Um discurso intolerável e A Internacional
O presidente chinês fez um discurso de 18.500 caracteres em mandarim respondendo claramente tanto a um grupo interno dissidente chamado “Documento 08” formado por cerca de 300 intelectuais (sem nenhuma formalidade ante a opinião pública mundial), políticos e jornalistas que no inicio de janeiro lançou um manifesto com claros apelos aos ocidentais. Não somente aos dissidentes, mas também aos liberais internos do PCCh e também como resposta política à crise que está assolando a China, e o mundo com grande força.
Segundo Wiily Lam, professor do Departamento de China da Universidade de Akita, em artigo escrito ao Far Eastern Economic Review (LAM, Willy: “Hu Jintao`s Great Leap Backward) de janeiro de 2009 tal discurso pode ser classificado com um “grande salto para trás.” (2).

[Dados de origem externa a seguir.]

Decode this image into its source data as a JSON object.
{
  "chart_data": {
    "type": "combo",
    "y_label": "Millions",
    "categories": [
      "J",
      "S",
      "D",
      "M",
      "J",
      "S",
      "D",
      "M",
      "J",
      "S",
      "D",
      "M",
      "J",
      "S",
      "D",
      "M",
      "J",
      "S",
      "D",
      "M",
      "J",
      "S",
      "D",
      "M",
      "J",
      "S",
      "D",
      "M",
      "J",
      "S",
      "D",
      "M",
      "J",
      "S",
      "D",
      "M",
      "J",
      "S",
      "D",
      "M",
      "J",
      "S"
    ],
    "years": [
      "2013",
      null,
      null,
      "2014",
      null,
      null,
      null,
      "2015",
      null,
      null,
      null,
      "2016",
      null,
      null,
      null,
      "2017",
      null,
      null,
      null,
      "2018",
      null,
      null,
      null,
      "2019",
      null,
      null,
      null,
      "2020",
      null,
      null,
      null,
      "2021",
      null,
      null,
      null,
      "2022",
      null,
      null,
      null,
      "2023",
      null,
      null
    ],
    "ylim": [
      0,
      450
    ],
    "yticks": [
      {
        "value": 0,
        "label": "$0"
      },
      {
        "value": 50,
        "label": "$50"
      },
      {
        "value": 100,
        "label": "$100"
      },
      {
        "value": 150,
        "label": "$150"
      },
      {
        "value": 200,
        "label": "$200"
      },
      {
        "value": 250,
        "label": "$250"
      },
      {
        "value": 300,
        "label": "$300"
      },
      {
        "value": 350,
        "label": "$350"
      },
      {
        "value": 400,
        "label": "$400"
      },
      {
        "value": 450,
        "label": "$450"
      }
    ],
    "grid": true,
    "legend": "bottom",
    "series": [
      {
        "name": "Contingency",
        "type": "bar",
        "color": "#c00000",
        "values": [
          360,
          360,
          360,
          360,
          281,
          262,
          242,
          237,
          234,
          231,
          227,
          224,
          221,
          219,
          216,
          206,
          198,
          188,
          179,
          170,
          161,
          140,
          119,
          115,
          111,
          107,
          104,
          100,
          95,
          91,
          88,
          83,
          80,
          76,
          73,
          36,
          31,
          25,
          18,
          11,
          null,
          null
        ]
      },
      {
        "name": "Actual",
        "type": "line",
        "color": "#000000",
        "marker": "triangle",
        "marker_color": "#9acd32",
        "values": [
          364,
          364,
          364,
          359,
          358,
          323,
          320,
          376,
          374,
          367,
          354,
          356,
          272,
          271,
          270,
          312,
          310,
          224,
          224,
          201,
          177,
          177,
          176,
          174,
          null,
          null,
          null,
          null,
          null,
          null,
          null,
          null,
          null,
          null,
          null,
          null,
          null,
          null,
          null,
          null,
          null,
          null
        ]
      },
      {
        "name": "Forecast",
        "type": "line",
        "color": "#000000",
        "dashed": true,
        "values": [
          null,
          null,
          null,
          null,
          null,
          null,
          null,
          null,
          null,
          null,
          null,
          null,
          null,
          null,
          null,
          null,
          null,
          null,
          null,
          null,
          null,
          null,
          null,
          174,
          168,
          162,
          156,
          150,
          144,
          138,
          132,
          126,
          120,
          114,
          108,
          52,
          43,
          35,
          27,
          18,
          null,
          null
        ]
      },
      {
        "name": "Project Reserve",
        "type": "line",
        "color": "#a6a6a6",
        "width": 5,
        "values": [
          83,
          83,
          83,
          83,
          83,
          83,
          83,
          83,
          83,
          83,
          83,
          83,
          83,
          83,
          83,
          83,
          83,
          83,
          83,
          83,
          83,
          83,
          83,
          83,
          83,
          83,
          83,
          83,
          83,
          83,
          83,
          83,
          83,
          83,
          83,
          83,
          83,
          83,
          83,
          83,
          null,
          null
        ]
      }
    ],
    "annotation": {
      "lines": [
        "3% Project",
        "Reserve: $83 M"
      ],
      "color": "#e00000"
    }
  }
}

O início de sua fala de uma hora e quarenta e três minutos foi marcada por uma simples homenagem em forma de palavras: “Este particular momento está inspirando nossa profunda lembrança aos camaradas Mao Tsétung, Deng Xiaoping e aqueles pertencentes a velha geração de revolucionários” e a lembrança do renascimento entre os chineses dos valores do marxismo:
“A 3º Sessão Plenária do 11º CC estabeleceu, mais uma vez, as linhas ideológicas, políticas e organizativas do Marxismo simbolizando o grande despertar dos comunistas chineses”.
Afirmou Jintao que a “China deverá manter em pé a grande bandeira do socialismo com características chinesas”, além de que “o desenvolvimento do marxismo com características chinesas é uma tarefa de longo prazo que demanda luta e persistência”. E mantendo a sua fidelidade à máxima «manter em pé os ‘Quatro Princípios Cardeais’», o controle absoluto do Partido sob a «ditadura do proletariado». Que me lebre, o termo «ditadura do proletariado» fora utilizada a última vez pelo falecido líder Deng Xiaoping.
A questão que envolve a formação de um Estado de Direito foi abordada, não sem deixar de afirmar em palavras claras a firmeza do poder chinês, como segue: «Da mesma forma que o Partido não tomará o velho caminho autocrático e fossilizado, deverá, por outro lado, nós nunca daremos trégua à maldição de mudar a bandeira e as tradições de nosso Partido».
Sobre a questão democrática e a eterna questão levantada pelos “médiuns ocidentais” sobre “quando vai haver eleições na China?” o petardo foi claro: “Sem democracia nem o socialismo, nem sequer a modernização do socialismo poderá ser realizada», acrescentando «nós precisamos de aprender o que de melhor a surgiu na sociedade humana, mas nunca copiaremos as formas políticas das instituições ocidentais». Eis algo que faz qualquer estômago ocidental entrar em processo de azia.
Como de costume neste tipo de celebração, no final da atividade os presentes no “Grande Salão do Povo ficaram de pé para ouvirem os acordes sinfônicos de “A Internacional” (3).
Notas:
(1) “China`s leader show his stripes”. BBC News, 11/01/2005. Disponível em: http://news.bbc.co.uk/2/hi/
(2) O citado artigo do professor Lam pode ser encontrado em: http://www.feer.com/essays/
(3) O discurso de Hu Jintao, com interprete em inglês e toda a pompa do evento, inclusive com direito a “A Internacional” no encerramento, está disponível em: http://news.xinhuanet.com/
*Elias Jabbour, é Doutorando e Mestre em Geografia Humana pela FFLCH-USP, membro do Conselho Editorial da Revista Princípios.